PhenCode: Participating in PhenCode

The aim of the PhenCode project is to get information on mutations throughout the genome onto the UCSC Genome Browser, which then allows for better integration with functional annotation and genome conservation. The mutations can be linked in a two-way connection between the Browser and the individual Locus Specific Databases (LSDBs). Thus users can start at an LSDB to find mutations that fit various criteria using the LSDB's query interface, and then view them on the Browser in register with additional annotation tracks of their choosing. Conversely, Browser users, after loading the custom tracks from the PhenCode site, may find mutations of interest, and follow links back to the source LSDB for more complete information. Examples of this usage, drawn from several LSDBs, are illustrated in the PhenCode examples pages.

Penn State researchers began discussions with the UCSC Genome Browser folks in the summer of 2005, as an offshoot of some work on the ENCODE project. As a proof of principle, Belinda Giardine at Penn State entered into a collaboration with the UCSC staff to build the interfaces and connections between our databases of hemoglobin variants and genotype-phenotype relations (HbVar and GenPhen) and the Genome Browser. At about the same time, UCSC added a track derived from the protein variant data in Swiss-Prot to the test version of the Browser.

We knew that to be really effective, information from many (ideally all) LSDBs needs to be displayed and linked. We thought that two-way connections between the HGVS Central Repository and the UCSC Browser, with further links to the LSDBs, would be the next step. However, at the October 2005 HGVS meeting, we learned that the Central Repository was on hold while the WayStation project got rolling. We met with Dr. Robert Flegg (WayStation) and talked with Prof. Cotton at the meeting. Dr. Flegg agreed that passing new mutations recorded in the WayStation into our system would be a good idea, and we plan to do that. Clearly, having a home for new mutations in the WayStation is highly desirable; we are just offering a means to access, display, and hopefully better interpret them.

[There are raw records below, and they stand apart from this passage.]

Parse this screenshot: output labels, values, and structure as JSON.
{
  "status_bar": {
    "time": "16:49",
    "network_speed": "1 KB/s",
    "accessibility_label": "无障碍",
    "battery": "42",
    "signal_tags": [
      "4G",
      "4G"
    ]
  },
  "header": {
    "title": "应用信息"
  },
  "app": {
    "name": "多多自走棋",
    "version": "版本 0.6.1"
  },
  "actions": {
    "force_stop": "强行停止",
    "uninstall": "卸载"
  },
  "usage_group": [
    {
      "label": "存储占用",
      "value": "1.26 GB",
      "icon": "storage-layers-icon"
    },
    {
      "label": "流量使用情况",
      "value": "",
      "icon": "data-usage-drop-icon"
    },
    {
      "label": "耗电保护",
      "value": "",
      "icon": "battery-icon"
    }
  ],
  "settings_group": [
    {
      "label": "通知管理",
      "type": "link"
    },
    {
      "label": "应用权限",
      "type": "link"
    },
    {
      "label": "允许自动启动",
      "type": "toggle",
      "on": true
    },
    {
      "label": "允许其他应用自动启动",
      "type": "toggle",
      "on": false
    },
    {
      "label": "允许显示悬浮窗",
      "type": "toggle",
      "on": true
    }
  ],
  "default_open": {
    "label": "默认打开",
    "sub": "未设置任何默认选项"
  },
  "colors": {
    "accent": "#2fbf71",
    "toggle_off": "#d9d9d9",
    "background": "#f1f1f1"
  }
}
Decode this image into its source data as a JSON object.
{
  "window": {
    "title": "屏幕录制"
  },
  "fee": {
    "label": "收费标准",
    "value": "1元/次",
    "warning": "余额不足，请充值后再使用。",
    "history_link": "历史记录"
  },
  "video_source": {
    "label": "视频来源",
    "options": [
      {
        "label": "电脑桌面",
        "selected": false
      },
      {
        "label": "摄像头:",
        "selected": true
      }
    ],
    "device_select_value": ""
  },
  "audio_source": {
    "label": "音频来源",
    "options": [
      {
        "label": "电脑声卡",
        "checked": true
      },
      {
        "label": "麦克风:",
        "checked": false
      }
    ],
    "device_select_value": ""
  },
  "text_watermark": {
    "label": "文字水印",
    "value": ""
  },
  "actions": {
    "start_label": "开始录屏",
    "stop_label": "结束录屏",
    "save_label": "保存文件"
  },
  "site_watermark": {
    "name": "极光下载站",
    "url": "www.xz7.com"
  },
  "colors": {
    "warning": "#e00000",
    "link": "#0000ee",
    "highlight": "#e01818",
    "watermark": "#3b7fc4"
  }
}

Some database curators have been concerned about the time it would take to convert from their database's coordinate system to the human genome assembly coordinates used by the Browser. Belinda has developed software that can do most of this conversion automatically; once the LSDB coordinate system is explained to her, usually the only work required from the curators is to spot-check the results and examine any atypical records that could not be converted automatically. This process should handle the minimal fields required to display the mutations on the Browser. Additional database-specific attributes can also be included and are encouraged, but may entail further consultation.